Wandelanleihen Meldung

Ist das die Quadratur des Kreises? Schutz vor Aktienkursverlusten, dafür satter Profit bei Kursgewinnen, dazu garantierte Zinsen. Wandelanleihen scheinen ein solches Paradies zu sein. Der Markt boomt, angesichts der Unsicherheiten an den Aktienmärkten möchten viele Anleger mehr Sicherheit für ihr Geld.

Doch Vorsicht: Zwar funktionieren "Wandler" im Prinzip wie eine Unternehmensanleihe, nur dass der Anleger zusätzlich das Papier gegen Aktien tauschen kann ­ bei steigenden Aktienkursen macht er ein Bombengeschäft, bei fallenden tauscht er nicht, sondern kassiert die Zinsen. Aber sie sind komplizierte Finanzprodukte, zu undurchsichtig für Normalsparer.

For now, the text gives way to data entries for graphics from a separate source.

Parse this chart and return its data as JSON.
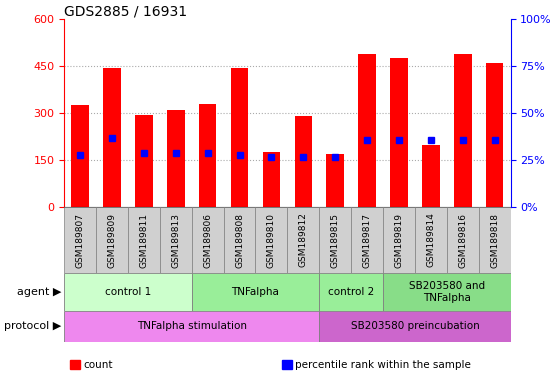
{
  "title": "GDS2885 / 16931",
  "samples": [
    "GSM189807",
    "GSM189809",
    "GSM189811",
    "GSM189813",
    "GSM189806",
    "GSM189808",
    "GSM189810",
    "GSM189812",
    "GSM189815",
    "GSM189817",
    "GSM189819",
    "GSM189814",
    "GSM189816",
    "GSM189818"
  ],
  "counts": [
    325,
    445,
    295,
    310,
    330,
    445,
    175,
    290,
    170,
    490,
    475,
    200,
    490,
    460
  ],
  "percentiles_pct": [
    28,
    37,
    29,
    29,
    29,
    28,
    27,
    27,
    27,
    36,
    36,
    36,
    36,
    36
  ],
  "left_ylim": [
    0,
    600
  ],
  "right_ylim": [
    0,
    100
  ],
  "left_yticks": [
    0,
    150,
    300,
    450,
    600
  ],
  "right_yticks": [
    0,
    25,
    50,
    75,
    100
  ],
  "bar_color": "#ff0000",
  "percentile_color": "#0000ff",
  "gridline_color": "#aaaaaa",
  "agent_groups": [
    {
      "label": "control 1",
      "start": 0,
      "end": 4,
      "color": "#ccffcc"
    },
    {
      "label": "TNFalpha",
      "start": 4,
      "end": 8,
      "color": "#99ee99"
    },
    {
      "label": "control 2",
      "start": 8,
      "end": 10,
      "color": "#99ee99"
    },
    {
      "label": "SB203580 and\nTNFalpha",
      "start": 10,
      "end": 14,
      "color": "#88dd88"
    }
  ],
  "protocol_groups": [
    {
      "label": "TNFalpha stimulation",
      "start": 0,
      "end": 8,
      "color": "#ee88ee"
    },
    {
      "label": "SB203580 preincubation",
      "start": 8,
      "end": 14,
      "color": "#cc66cc"
    }
  ],
  "sample_bg_color": "#d0d0d0",
  "legend_items": [
    {
      "label": "count",
      "color": "#ff0000"
    },
    {
      "label": "percentile rank within the sample",
      "color": "#0000ff"
    }
  ],
  "bar_width": 0.55,
  "title_fontsize": 10,
  "tick_fontsize": 8,
  "sample_fontsize": 6.5,
  "group_fontsize": 7.5,
  "legend_fontsize": 7.5,
  "label_fontsize": 8,
  "bg_color": "#ffffff",
  "agent_label": "agent",
  "protocol_label": "protocol"
}
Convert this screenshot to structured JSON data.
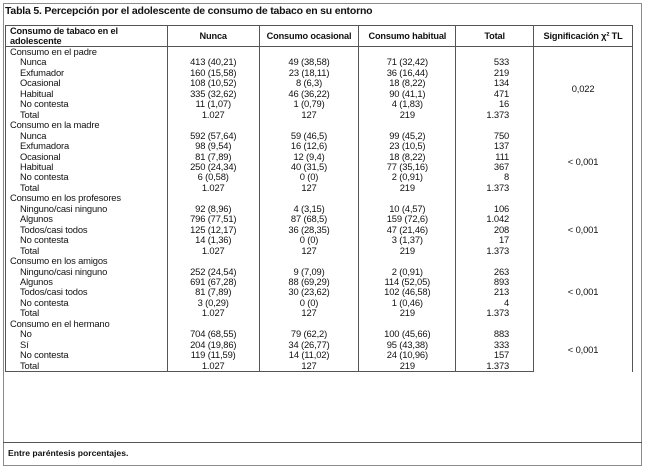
{
  "title": "Tabla 5. Percepción por el adolescente de consumo de tabaco en su entorno",
  "table": {
    "header": [
      "Consumo de tabaco en el adolescente",
      "Nunca",
      "Consumo ocasional",
      "Consumo habitual",
      "Total",
      "Significación χ² TL"
    ],
    "sections": [
      {
        "label": "Consumo en el padre",
        "significance": "0,022",
        "rows": [
          [
            "Nunca",
            "413 (40,21)",
            "49 (38,58)",
            "71 (32,42)",
            "533"
          ],
          [
            "Exfumador",
            "160 (15,58)",
            "23 (18,11)",
            "36 (16,44)",
            "219"
          ],
          [
            "Ocasional",
            "108 (10,52)",
            "8 (6,3)",
            "18 (8,22)",
            "134"
          ],
          [
            "Habitual",
            "335 (32,62)",
            "46 (36,22)",
            "90 (41,1)",
            "471"
          ],
          [
            "No contesta",
            "11 (1,07)",
            "1 (0,79)",
            "4 (1,83)",
            "16"
          ],
          [
            "Total",
            "1.027",
            "127",
            "219",
            "1.373"
          ]
        ]
      },
      {
        "label": "Consumo en la madre",
        "significance": "< 0,001",
        "rows": [
          [
            "Nunca",
            "592 (57,64)",
            "59 (46,5)",
            "99 (45,2)",
            "750"
          ],
          [
            "Exfumadora",
            "98 (9,54)",
            "16 (12,6)",
            "23 (10,5)",
            "137"
          ],
          [
            "Ocasional",
            "81 (7,89)",
            "12 (9,4)",
            "18 (8,22)",
            "111"
          ],
          [
            "Habitual",
            "250 (24,34)",
            "40 (31,5)",
            "77 (35,16)",
            "367"
          ],
          [
            "No contesta",
            "6 (0,58)",
            "0 (0)",
            "2 (0,91)",
            "8"
          ],
          [
            "Total",
            "1.027",
            "127",
            "219",
            "1.373"
          ]
        ]
      },
      {
        "label": "Consumo en los profesores",
        "significance": "< 0,001",
        "rows": [
          [
            "Ninguno/casi ninguno",
            "92 (8,96)",
            "4 (3,15)",
            "10 (4,57)",
            "106"
          ],
          [
            "Algunos",
            "796 (77,51)",
            "87 (68,5)",
            "159 (72,6)",
            "1.042"
          ],
          [
            "Todos/casi todos",
            "125 (12,17)",
            "36 (28,35)",
            "47 (21,46)",
            "208"
          ],
          [
            "No contesta",
            "14 (1,36)",
            "0 (0)",
            "3 (1,37)",
            "17"
          ],
          [
            "Total",
            "1.027",
            "127",
            "219",
            "1.373"
          ]
        ]
      },
      {
        "label": "Consumo en los amigos",
        "significance": "< 0,001",
        "rows": [
          [
            "Ninguno/casi ninguno",
            "252 (24,54)",
            "9 (7,09)",
            "2 (0,91)",
            "263"
          ],
          [
            "Algunos",
            "691 (67,28)",
            "88 (69,29)",
            "114 (52,05)",
            "893"
          ],
          [
            "Todos/casi todos",
            "81 (7,89)",
            "30 (23,62)",
            "102 (46,58)",
            "213"
          ],
          [
            "No contesta",
            "3 (0,29)",
            "0 (0)",
            "1 (0,46)",
            "4"
          ],
          [
            "Total",
            "1.027",
            "127",
            "219",
            "1.373"
          ]
        ]
      },
      {
        "label": "Consumo en el hermano",
        "significance": "< 0,001",
        "rows": [
          [
            "No",
            "704 (68,55)",
            "79 (62,2)",
            "100 (45,66)",
            "883"
          ],
          [
            "Sí",
            "204 (19,86)",
            "34 (26,77)",
            "95 (43,38)",
            "333"
          ],
          [
            "No contesta",
            "119 (11,59)",
            "14 (11,02)",
            "24 (10,96)",
            "157"
          ],
          [
            "Total",
            "1.027",
            "127",
            "219",
            "1.373"
          ]
        ]
      }
    ]
  },
  "footnote": "Entre paréntesis porcentajes."
}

Erstens bleiben die garantierten Zinsen meist bescheiden: um die 2 Prozent. Zweitens lauert bei manchen Unternehmen die Gefahr von Konkurs und Totalverlust. Die Qualität des Schuldners lässt sich kaum einschätzen. Anhaltspunkte liefert eventuell die Bewertung herkömmlicher Anleihen der Firma durch Ratingagenturen ­ wenn es solche Anleihen gibt. Noch weniger können Kleinanleger den Wert des Tauschrechts einschätzen, der im Zinssatz eingepreist ist und sich während der Laufzeit verändert. Hinzu kommt, dass der Markt wenig liquide ist: Wer Wandelanleihen über die Börse verkaufen will, muss mit Wartezeiten und hohen Kosten rechnen.

Profis legen es nicht auf die Zinsen an, sondern auf steuerfreie Kursgewinne: Steigt die Aktie, steigt auch der Kurs der Anleihe. Faustregel: Die Anleihe macht nach oben zwei Drittel der Kursbewegung der Aktie mit, nach unten ein Drittel.

Tipp: Eine Alternative sind Fonds. Sie werden fachmännisch betreut, können günstige Preise aushandeln und die Risiken auf mehrere Papiere verteilen. Wählen Sie einen, der global investiert. Besonders renditestark waren in den vergangenen fünf Jahren Warburg-OSWA (WKN 848883), DWS Convertible (WKN 847426), UBAM-Emerging Growth Convertible Bond (WKN 926384).